Preserving Your Company’s Knowledge Capital
One of the biggest demographic trends that will affect us all over the next decades is the transition from baby boomers to Generation Y (or millenials).
Baby boomers are those born after World War II. They were the biggest and most influential generation from the ’60s on. Exact parameters vary, but now those from about 16 to 34 make up the largest generation in history. They’re tech savvy, less committed to working at one job, and want to do something meaningful.

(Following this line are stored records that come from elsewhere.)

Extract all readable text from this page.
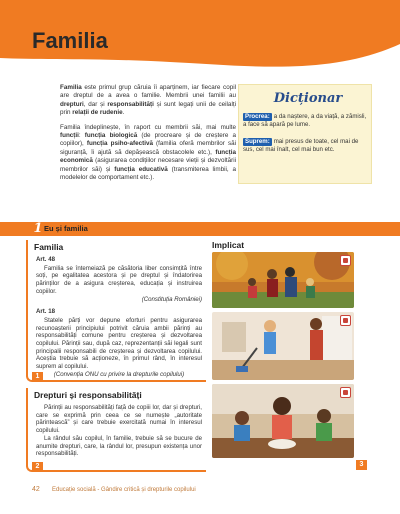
Familia

Familia este primul grup căruia îi aparținem, iar fiecare copil are dreptul de a avea o familie. Membrii unei familii au drepturi, dar și responsabilități și sunt legați unii de ceilalți prin relații de rudenie.

Familia îndeplinește, în raport cu membrii săi, mai multe funcții: funcția biologică (de procreare și de creștere a copiilor), funcția psiho-afectivă (familia oferă membrilor săi siguranță, îi ajută să depășească obstacolele etc.), funcția economică (asigurarea condițiilor necesare vieții și dezvoltării membrilor săi) și funcția educativă (transmiterea limbii, a modelelor de comportament etc.).

Dicționar
Procrea: a da naștere, a da viață, a zămisli, a face să apară pe lume.
Suprem: mai presus de toate, cel mai de sus, cel mai înalt, cel mai bun etc.
1 Eu și familia
Familia
Art. 48
Familia se întemeiază pe căsătoria liber consimțită între soți, pe egalitatea acestora și pe dreptul și îndatorirea părinților de a asigura creșterea, educația și instruirea copiilor.
(Constituția României)
Art. 18
Statele părți vor depune eforturi pentru asigurarea recunoașterii principiului potrivit căruia ambii părinți au responsabilități comune pentru creșterea și dezvoltarea copilului. Părinții sau, după caz, reprezentanții săi legali sunt principalii responsabili de creșterea și dezvoltarea copilului. Aceștia trebuie să acționeze, în primul rând, în interesul suprem al copilului.
(Convenția ONU cu privire la drepturile copilului)
1
Drepturi și responsabilități
Părinții au responsabilități față de copiii lor, dar și drepturi, care se exprimă prin ceea ce se numește „autoritate părintească” și care trebuie exercitată numai în interesul copilului.
La rândul său copilul, în familie, trebuie să se bucure de anumite drepturi, care, la rândul lor, presupun existența unor responsabilități.
2
Implicat
3
42 Educație socială - Gândire critică și drepturile copilului
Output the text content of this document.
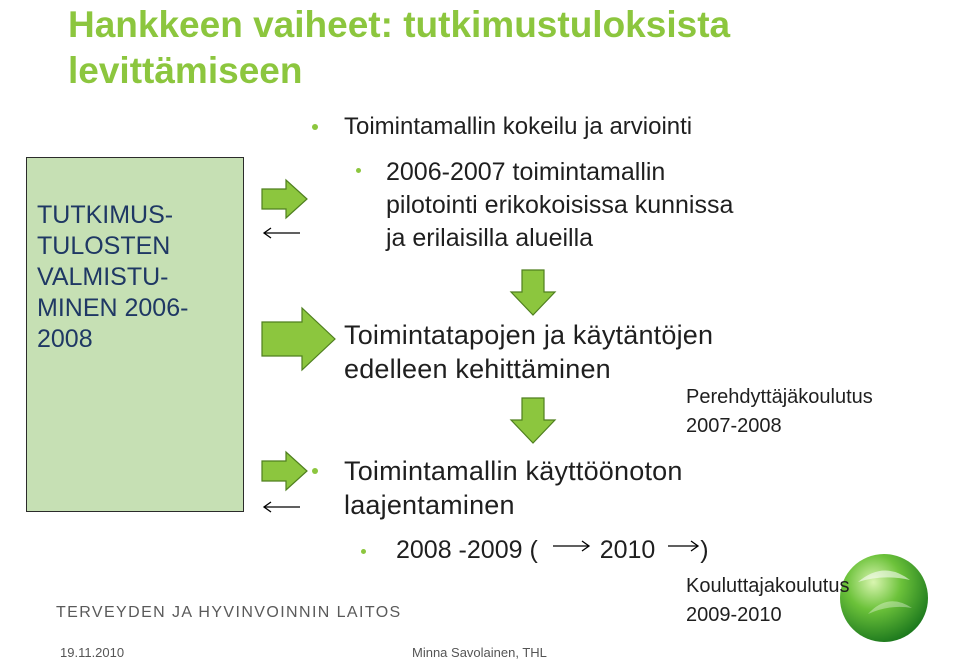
Hankkeen vaiheet: tutkimustuloksista
levittämiseen
TUTKIMUS-
TULOSTEN
VALMISTU-
MINEN 2006-
2008
Toimintamallin kokeilu ja arviointi
2006-2007 toimintamallin
pilotointi erikokoisissa kunnissa
ja erilaisilla alueilla
Toimintatapojen ja käytäntöjen
edelleen kehittäminen
Perehdyttäjäkoulutus
2007-2008
Toimintamallin käyttöönoton
laajentaminen
2008 -2009 ( 2010 )
Kouluttajakoulutus
2009-2010
TERVEYDEN JA HYVINVOINNIN LAITOS
19.11.2010	Minna Savolainen, THL
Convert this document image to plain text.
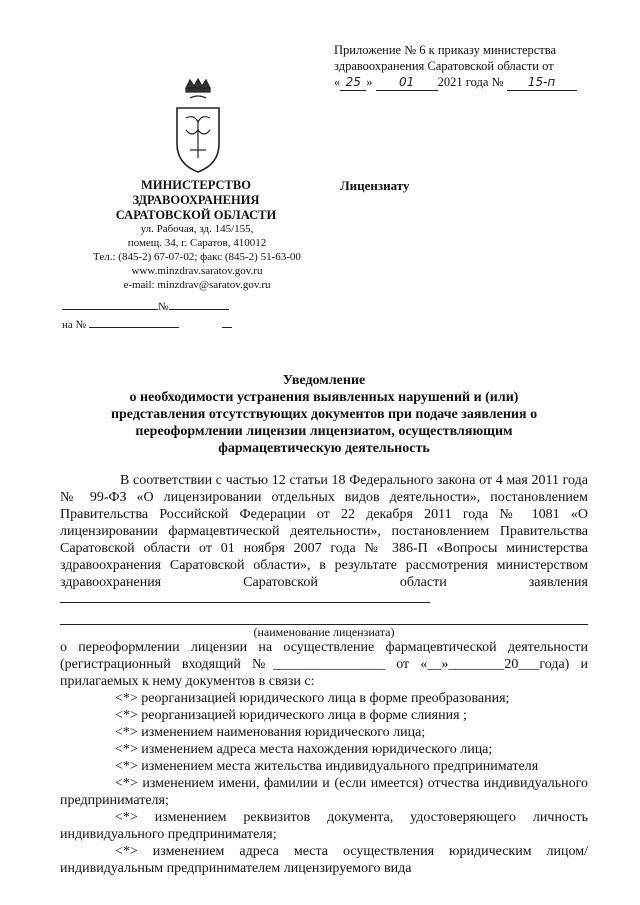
Приложение № 6 к приказу министерства
здравоохранения Саратовской области от
« 25 » 01 2021 года № 15-п
МИНИСТЕРСТВО
ЗДРАВООХРАНЕНИЯ
САРАТОВСКОЙ ОБЛАСТИ
ул. Рабочая, зд. 145/155,
помещ. 34, г. Саратов, 410012
Тел.: (845-2) 67-07-02; факс (845-2) 51-63-00
www.minzdrav.saratov.gov.ru
e-mail: minzdrav@saratov.gov.ru
№
на №
Лицензиату
Уведомление
о необходимости устранения выявленных нарушений и (или)
представления отсутствующих документов при подаче заявления о
переоформлении лицензии лицензиатом, осуществляющим
фармацевтическую деятельность

В соответствии с частью 12 статьи 18 Федерального закона от 4 мая 2011 года № 99-ФЗ «О лицензировании отдельных видов деятельности», постановлением Правительства Российской Федерации от 22 декабря 2011 года № 1081 «О лицензировании фармацевтической деятельности», постановлением Правительства Саратовской области от 01 ноября 2007 года № 386-П «Вопросы министерства здравоохранения Саратовской области», в результате рассмотрения министерством здравоохранения Саратовской области заявления

(наименование лицензиата)

о переоформлении лицензии на осуществление фармацевтической деятельности (регистрационный входящий №________________ от «__»________20___года) и прилагаемых к нему документов в связи с:

<*> реорганизацией юридического лица в форме преобразования;

<*> реорганизацией юридического лица в форме слияния ;

<*> изменением наименования юридического лица;

<*> изменением адреса места нахождения юридического лица;

<*> изменением места жительства индивидуального предпринимателя

<*> изменением имени, фамилии и (если имеется) отчества индивидуального предпринимателя;

<*> изменением реквизитов документа, удостоверяющего личность индивидуального предпринимателя;

<*> изменением адреса места осуществления юридическим лицом/индивидуальным предпринимателем лицензируемого вида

More specifically, as Boomers age and retire they take with them “knowledge capital.” In some firms it’s said that their main assets walk out the door every night. When you hire new or younger people they may have tech skills that old timers don’t have, but don’t know many things about your specific organization. Normally they learn by being around your experienced people. If you have knowledgeable people retiring or leaving – and every firm of any size does – you should have a knowledge transfer plan.
Perhaps the simplest way to honor your existing people, make newcomers feel important, and achieve necessary knowledge transfer is to match people up in a mentoring program. Most companies don’t train their mentors, it just happens. Training is a good place to start. Because GenY tends to be tech savvy and those over 50 don’t, you may even get double duty out of matching people up. For instance, your new hire could work on the website and use the Boomer as a resource on what knowledge to capture on the site. In the process, the Boomer learns about the web. Working on social media together has similar effects. This educates both people as well as documenting knowledge.
There are many ways to go about knowledge transfer. With the big generational changes coming, the important thing is that you have a plan to achieve it rather than just assuming it will happen.